I am using the code below, utilizing QETLAB's RandomStateVector(4) and IsPPT, to generate a random state and to judge whether the state is entangled or separable:

clear all; clc;
for i = 1:30000
    psi = RandomStateVector(4);
    rho = psi*psi';
    if IsPPT(rho)
        'yes'
    end
end

But why does the program nearly never get inside the if block? I didn't see one single yes output. But the program works well, and if I use RandomDensityMatrix(4) instead, it's easy to see the output yes.

So, does it mean that for pure two qubits state, nearly all state are entangled?

Answer 1

Yes. Intuitively, the set of pure product states has lower dimension than the set of all pure states. Therefore, almost all pure two-qubit states are entangled.

Let $\mathcal{F}$ denote the set of all pure states of two qubits and $\mathcal{S}$ denote the set of all pure product states of two qubits. Note that $\mathcal{S}$ can be thought of as the Cartesian product of two Bloch spheres. Therefore, $\mathcal{S}$ is a four-dimensional real manifold. On the other hand, one needs six real numbers to describe an element of $\mathcal{F}$. Thus, $\mathcal{S}$ is a low dimensional submanifold of $\mathcal{F}$.

Consequently, a pure two-qubit state selected uniformly$^1$ at random is entangled almost surely, i.e. with probability one.
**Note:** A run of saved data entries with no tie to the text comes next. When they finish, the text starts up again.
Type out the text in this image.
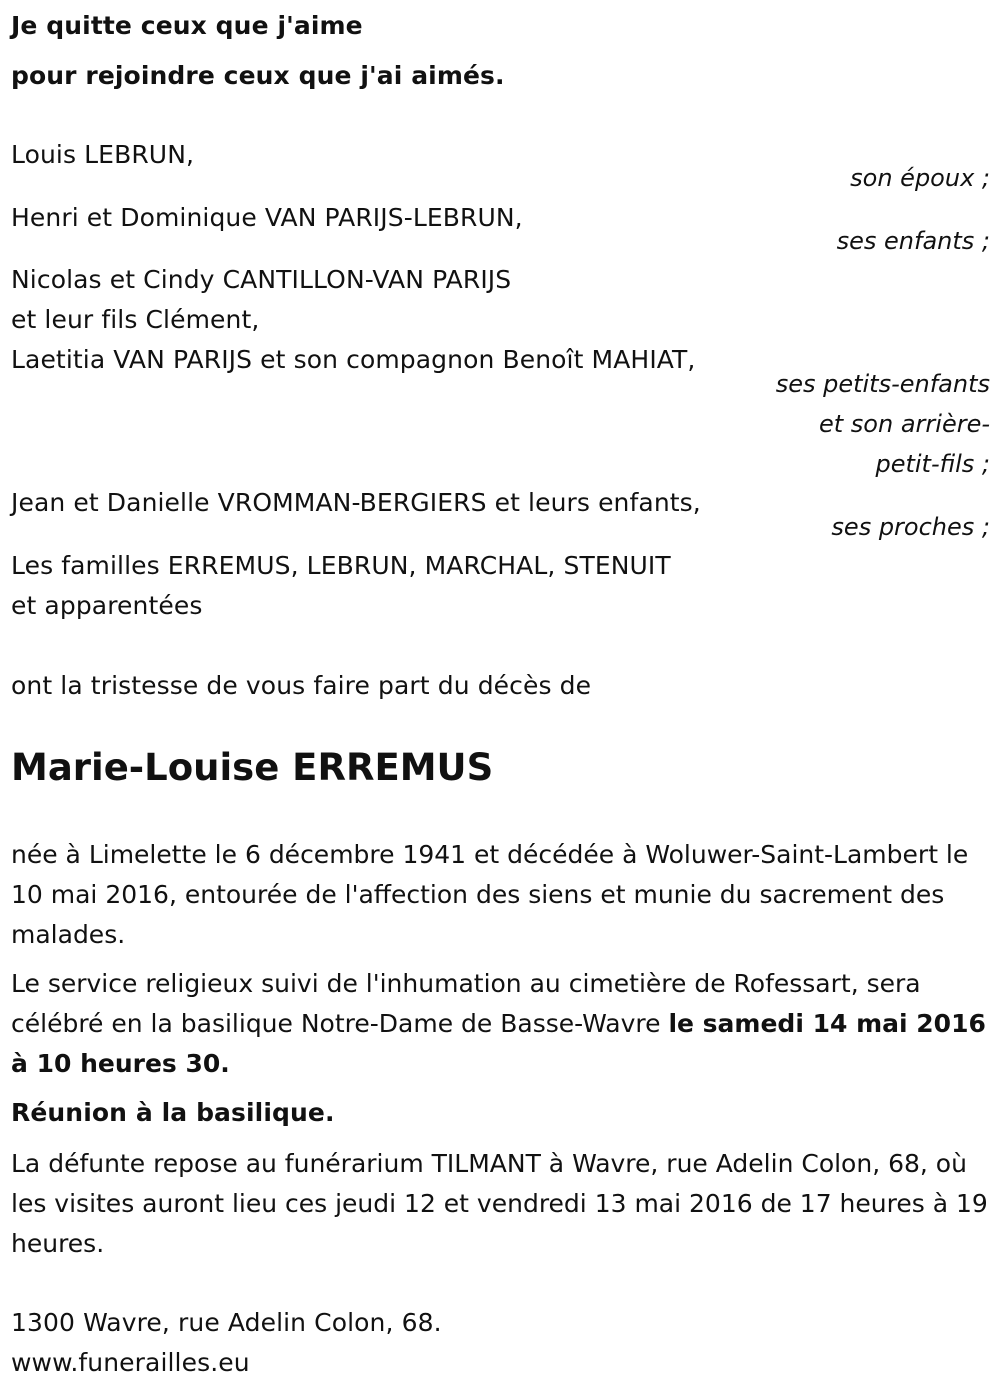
Je quitte ceux que j'aime

pour rejoindre ceux que j'ai aimés.

Louis LEBRUN,

son époux ;

Henri et Dominique VAN PARIJS-LEBRUN,

ses enfants ;

Nicolas et Cindy CANTILLON-VAN PARIJS

et leur fils Clément,

Laetitia VAN PARIJS et son compagnon Benoît MAHIAT,

ses petits-enfants

et son arrière-

petit-fils ;

Jean et Danielle VROMMAN-BERGIERS et leurs enfants,

ses proches ;

Les familles ERREMUS, LEBRUN, MARCHAL, STENUIT

et apparentées

ont la tristesse de vous faire part du décès de

Marie-Louise ERREMUS

née à Limelette le 6 décembre 1941 et décédée à Woluwer-Saint-Lambert le 10 mai 2016, entourée de l'affection des siens et munie du sacrement des malades.

Le service religieux suivi de l'inhumation au cimetière de Rofessart, sera célébré en la basilique Notre-Dame de Basse-Wavre le samedi 14 mai 2016 à 10 heures 30.

Réunion à la basilique.

La défunte repose au funérarium TILMANT à Wavre, rue Adelin Colon, 68, où les visites auront lieu ces jeudi 12 et vendredi 13 mai 2016 de 17 heures à 19 heures.

1300 Wavre, rue Adelin Colon, 68.

www.funerailles.eu
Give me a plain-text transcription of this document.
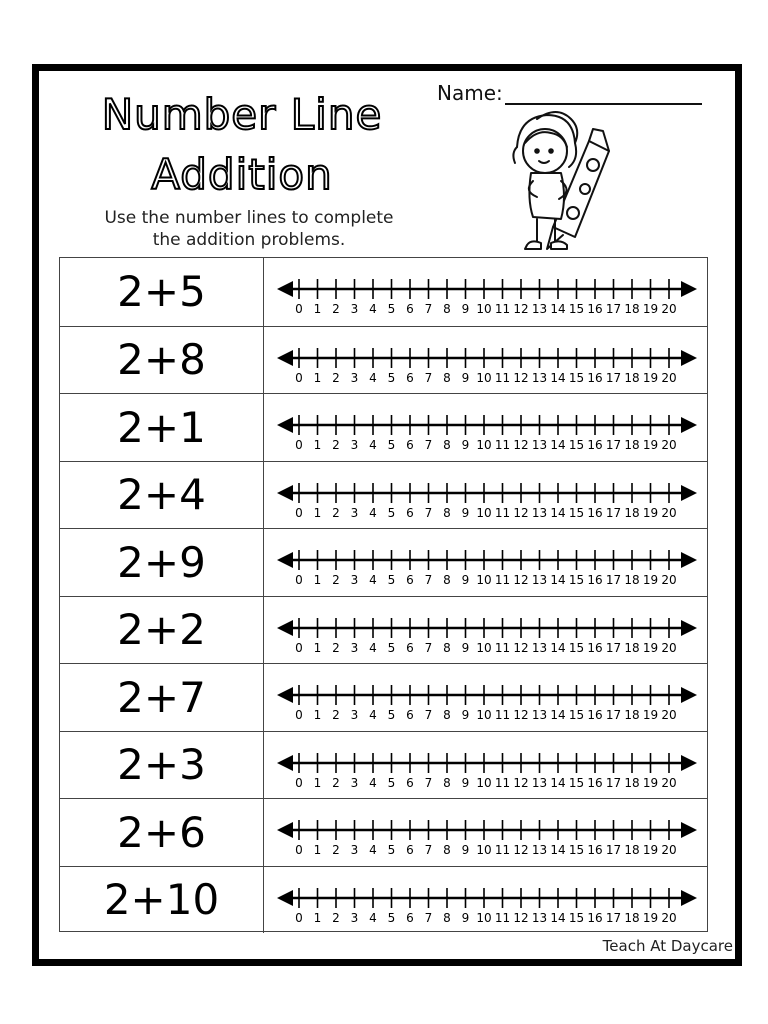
Number Line
Addition
Use the number lines to complete
the addition problems.
Name:
2+5	0 1 2 3 4 5 6 7 8 9 10 11 12 13 14 15 16 17 18 19 20
2+8	0 1 2 3 4 5 6 7 8 9 10 11 12 13 14 15 16 17 18 19 20
2+1	0 1 2 3 4 5 6 7 8 9 10 11 12 13 14 15 16 17 18 19 20
2+4	0 1 2 3 4 5 6 7 8 9 10 11 12 13 14 15 16 17 18 19 20
2+9	0 1 2 3 4 5 6 7 8 9 10 11 12 13 14 15 16 17 18 19 20
2+2	0 1 2 3 4 5 6 7 8 9 10 11 12 13 14 15 16 17 18 19 20
2+7	0 1 2 3 4 5 6 7 8 9 10 11 12 13 14 15 16 17 18 19 20
2+3	0 1 2 3 4 5 6 7 8 9 10 11 12 13 14 15 16 17 18 19 20
2+6	0 1 2 3 4 5 6 7 8 9 10 11 12 13 14 15 16 17 18 19 20
2+10	0 1 2 3 4 5 6 7 8 9 10 11 12 13 14 15 16 17 18 19 20
Teach At Daycare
Finally, two qubit state is entangled if and only if its partial transpose is not positive. Therefore, the partial transpose of a pure two-qubit state selected uniformly at random fails to be positive with probability one.

---

^{$^1$ The same applies to every probability measure which is absolutely continuous with respect to the uniform probability measure.}